CLS
Septembre 2008. Claude Levi-Strauss a presque cent ans. Je serais bien outrecuidant si je prétendais que l’oeuvre de ce grand savant m’a « influencé », et cependant comment le dire autrement ? Puisque je ne suis pas tout à fait le même que lorsque j’ignorais ce que je lui dois.
Ce que je lui dois ? D’abord, un inépuisable et perpétuellement délicieux vivier de connaissances, un vivier d’histoires, de mythes, d’imaginaires (Les « Mythologiques », néologisme à la fois limpide et à tiroirs). Mais plus que l’étendue du corpus, c’est la subtilité de la méthode qui m’a marqué à jamais : le regard qui change.
Je suivais un cours d’anthropologie le lundi soir, à la fac, il y a presque vingt ans. Je prenais des notes, énormément de notes, je ne voulais rien perdre, j’abrégeais son nom, « CLS », j’avais du CLS plein mes feuilles de cours. Je sortais de l’amphithéâtre la nuit tombée, à 20h, ébloui dans le noir, plein d’admiration et de gratitude pour CLS. Tant pis pour ceux qui trouveront ceci grandiloquent : je suis persuadé que l’anthropologie est la discipline intellectuelle la plus précieuse, la plus essentielle, la plus nécessaire, et qu’il conviendrait de l’enseigner dès l’école primaire. Oui, sans aucun doute dès le CP : savoir que chaque homme n’est qu’une possibilité de l’humanité, et que cette possibilité-là n’est a priori ni plus respectable, ni plus méprisable que la suivante ou que soi-même, est une information au moins aussi capitale que des rudiments d’arithmétique ou de géographie. (Du reste il ne faut négliger ni l’arithmétique ni la géographie : elles sont très utiles en anthropologie.)

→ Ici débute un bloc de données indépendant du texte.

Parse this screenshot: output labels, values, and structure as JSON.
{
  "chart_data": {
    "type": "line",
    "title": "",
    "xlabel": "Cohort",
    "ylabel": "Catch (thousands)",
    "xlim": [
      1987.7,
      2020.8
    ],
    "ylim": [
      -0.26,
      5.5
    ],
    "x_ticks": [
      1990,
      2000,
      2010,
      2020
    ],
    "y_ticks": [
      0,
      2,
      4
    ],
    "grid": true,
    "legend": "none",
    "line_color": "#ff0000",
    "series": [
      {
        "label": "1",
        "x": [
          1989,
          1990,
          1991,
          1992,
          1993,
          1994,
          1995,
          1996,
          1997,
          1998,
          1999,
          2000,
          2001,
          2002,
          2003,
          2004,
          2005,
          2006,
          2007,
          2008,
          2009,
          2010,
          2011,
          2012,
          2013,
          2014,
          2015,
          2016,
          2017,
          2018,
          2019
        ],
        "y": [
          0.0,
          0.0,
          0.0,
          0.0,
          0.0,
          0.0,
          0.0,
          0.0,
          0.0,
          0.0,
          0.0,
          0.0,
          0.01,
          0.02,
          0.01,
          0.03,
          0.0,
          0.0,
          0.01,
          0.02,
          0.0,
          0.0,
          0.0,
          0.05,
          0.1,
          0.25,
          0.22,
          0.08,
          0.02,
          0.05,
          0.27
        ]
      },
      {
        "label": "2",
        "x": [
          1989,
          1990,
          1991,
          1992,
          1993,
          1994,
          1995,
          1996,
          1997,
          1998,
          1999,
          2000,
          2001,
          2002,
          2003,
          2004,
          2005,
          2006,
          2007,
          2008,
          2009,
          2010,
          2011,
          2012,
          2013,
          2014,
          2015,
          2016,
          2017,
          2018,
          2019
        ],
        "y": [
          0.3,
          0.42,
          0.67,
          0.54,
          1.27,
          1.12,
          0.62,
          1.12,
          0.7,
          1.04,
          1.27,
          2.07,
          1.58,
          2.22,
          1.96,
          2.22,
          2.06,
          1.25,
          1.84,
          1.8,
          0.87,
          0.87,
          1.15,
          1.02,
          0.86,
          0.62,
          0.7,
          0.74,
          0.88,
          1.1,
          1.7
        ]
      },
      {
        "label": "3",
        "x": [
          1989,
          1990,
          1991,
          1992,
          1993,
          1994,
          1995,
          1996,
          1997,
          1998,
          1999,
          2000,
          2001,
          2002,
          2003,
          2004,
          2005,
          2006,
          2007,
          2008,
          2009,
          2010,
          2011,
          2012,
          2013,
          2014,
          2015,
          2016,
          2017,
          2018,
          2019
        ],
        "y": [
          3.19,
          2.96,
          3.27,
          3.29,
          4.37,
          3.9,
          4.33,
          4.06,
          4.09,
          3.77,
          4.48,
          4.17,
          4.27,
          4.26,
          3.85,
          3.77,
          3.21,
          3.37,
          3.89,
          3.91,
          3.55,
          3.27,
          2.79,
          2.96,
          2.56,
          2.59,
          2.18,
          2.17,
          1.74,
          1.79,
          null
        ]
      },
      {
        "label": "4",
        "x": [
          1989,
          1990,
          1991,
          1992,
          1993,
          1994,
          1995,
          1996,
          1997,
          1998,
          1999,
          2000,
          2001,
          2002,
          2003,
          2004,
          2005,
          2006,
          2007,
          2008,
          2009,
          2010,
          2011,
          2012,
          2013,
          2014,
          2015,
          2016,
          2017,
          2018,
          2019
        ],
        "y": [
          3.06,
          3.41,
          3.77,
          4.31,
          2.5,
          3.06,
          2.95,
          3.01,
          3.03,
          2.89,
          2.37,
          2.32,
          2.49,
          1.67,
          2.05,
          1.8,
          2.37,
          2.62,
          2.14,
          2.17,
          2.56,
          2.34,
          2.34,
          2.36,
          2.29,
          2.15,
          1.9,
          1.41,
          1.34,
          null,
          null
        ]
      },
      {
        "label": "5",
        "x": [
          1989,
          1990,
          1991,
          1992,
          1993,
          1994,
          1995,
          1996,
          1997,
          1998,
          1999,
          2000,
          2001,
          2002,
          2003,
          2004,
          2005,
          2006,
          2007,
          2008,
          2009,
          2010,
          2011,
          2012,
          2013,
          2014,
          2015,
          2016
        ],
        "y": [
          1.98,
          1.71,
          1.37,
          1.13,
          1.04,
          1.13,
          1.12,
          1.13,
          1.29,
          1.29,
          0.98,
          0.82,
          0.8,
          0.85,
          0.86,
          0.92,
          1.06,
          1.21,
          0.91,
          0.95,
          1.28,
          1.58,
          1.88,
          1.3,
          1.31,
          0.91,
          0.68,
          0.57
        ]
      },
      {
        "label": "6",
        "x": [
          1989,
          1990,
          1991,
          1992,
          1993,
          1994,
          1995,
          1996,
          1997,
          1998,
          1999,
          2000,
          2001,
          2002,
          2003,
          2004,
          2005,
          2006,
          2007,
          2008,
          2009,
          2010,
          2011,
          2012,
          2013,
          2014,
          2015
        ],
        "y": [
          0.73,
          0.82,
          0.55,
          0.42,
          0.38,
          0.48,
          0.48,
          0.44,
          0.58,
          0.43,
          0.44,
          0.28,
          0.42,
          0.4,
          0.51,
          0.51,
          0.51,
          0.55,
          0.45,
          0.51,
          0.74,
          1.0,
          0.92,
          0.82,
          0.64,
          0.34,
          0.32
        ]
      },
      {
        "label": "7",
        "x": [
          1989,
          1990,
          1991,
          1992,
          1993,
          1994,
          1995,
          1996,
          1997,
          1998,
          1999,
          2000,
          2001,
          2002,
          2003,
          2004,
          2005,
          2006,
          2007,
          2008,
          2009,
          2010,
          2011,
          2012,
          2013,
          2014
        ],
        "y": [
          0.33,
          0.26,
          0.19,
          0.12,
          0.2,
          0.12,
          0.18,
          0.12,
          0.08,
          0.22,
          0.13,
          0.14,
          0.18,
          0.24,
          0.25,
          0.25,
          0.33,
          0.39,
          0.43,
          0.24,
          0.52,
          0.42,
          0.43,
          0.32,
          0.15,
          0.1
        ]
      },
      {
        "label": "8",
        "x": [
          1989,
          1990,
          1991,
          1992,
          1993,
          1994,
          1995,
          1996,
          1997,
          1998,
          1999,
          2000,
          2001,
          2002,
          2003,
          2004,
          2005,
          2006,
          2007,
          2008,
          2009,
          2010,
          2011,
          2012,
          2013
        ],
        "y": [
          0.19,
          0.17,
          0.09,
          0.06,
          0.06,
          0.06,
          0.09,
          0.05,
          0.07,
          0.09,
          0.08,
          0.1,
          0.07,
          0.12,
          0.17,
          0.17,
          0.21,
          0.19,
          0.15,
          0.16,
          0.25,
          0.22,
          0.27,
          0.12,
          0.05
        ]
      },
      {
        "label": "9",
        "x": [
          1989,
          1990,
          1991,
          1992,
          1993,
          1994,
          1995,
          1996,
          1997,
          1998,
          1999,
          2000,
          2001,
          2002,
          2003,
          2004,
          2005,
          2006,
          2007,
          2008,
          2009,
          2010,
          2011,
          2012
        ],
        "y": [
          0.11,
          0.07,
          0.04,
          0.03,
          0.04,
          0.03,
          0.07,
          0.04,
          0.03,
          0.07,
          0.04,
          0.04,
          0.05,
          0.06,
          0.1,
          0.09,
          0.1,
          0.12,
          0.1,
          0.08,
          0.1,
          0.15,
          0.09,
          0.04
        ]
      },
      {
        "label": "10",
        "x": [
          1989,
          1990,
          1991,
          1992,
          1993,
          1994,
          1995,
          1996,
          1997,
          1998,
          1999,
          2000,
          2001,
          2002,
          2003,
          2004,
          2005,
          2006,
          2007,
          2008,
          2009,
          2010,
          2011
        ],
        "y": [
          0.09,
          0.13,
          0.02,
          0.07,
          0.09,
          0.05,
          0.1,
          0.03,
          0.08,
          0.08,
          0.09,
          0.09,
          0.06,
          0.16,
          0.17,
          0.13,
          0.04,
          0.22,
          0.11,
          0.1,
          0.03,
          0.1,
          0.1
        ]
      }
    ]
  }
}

Entre autres vertus, l’anthropologie structurale de Levi-Strauss déjoue le racisme élémentaire (élémentaire, lui aussi, dès les classes de CP) bien plus efficacement, plus calmement et plus scientifiquement, que les simples réflexes bien-pensants, ou que la bonne conscience mécanique.
De même qu’il convient de bien observer les autres espèces animales, voire végétales, pour se faire une idée de la vie en général, il faut sans relâche observer les autres hommes, les autres peuples, les autres cultures, les autres pays, les autres civilisations, afin d’apprendre d’eux ce que nous aurions pu être, afin de prendre du recul ( « le regard éloigné »), et espérer se figurer un jour, à force de juxtapositions, de comparaisons, de mises en relation ( « penser par les relations » étant la définition la plus pédagogique de la notion de « structuralisme »), ce qu’est au juste l’être humain. Ce que, au juste, je suis. Révélation « spirituelle » si l’on veut, et cependant rationnelle.
Claude Levi-Strauss aura peut-être cent ans, le 28 novembre prochain. Qu’il meure avant ou après cette date ne changera plus rien, je serai triste.
28 novembre 2008 : c’est aujourd’hui, l’anniversaire de l’homme-siècle.
Un bon anniversaire à tous les fondateurs de l’anthropologie structurale ayant un regard sensible sur le possible humain.
La faux est tombée ce dimanche, 1er novembre 2009. Jour de la Toussaint : occasion de réfléchir un peu aux rites funéraires. Lisons Levi-Strauss au lieu d’aller fleurir des cimetières.
« Toute culture naît du mélange, de la rencontre, des chocs. A l’inverse, c’est de l’isolement que meurent les civilisations. »
Octavio Paz
c’est la signature mail de l’attaché culturel d’Alger.
oui, aller voir ailleurs et mesurer l’incommensurable différence et par là même la proximité possible, mythique que nous sommes…
et notre regard souvent y suffit.
pas de fleurs pas de couronnes, un peu d’homminité seulement.
ton texte de souvenirs estudiantins est très beau.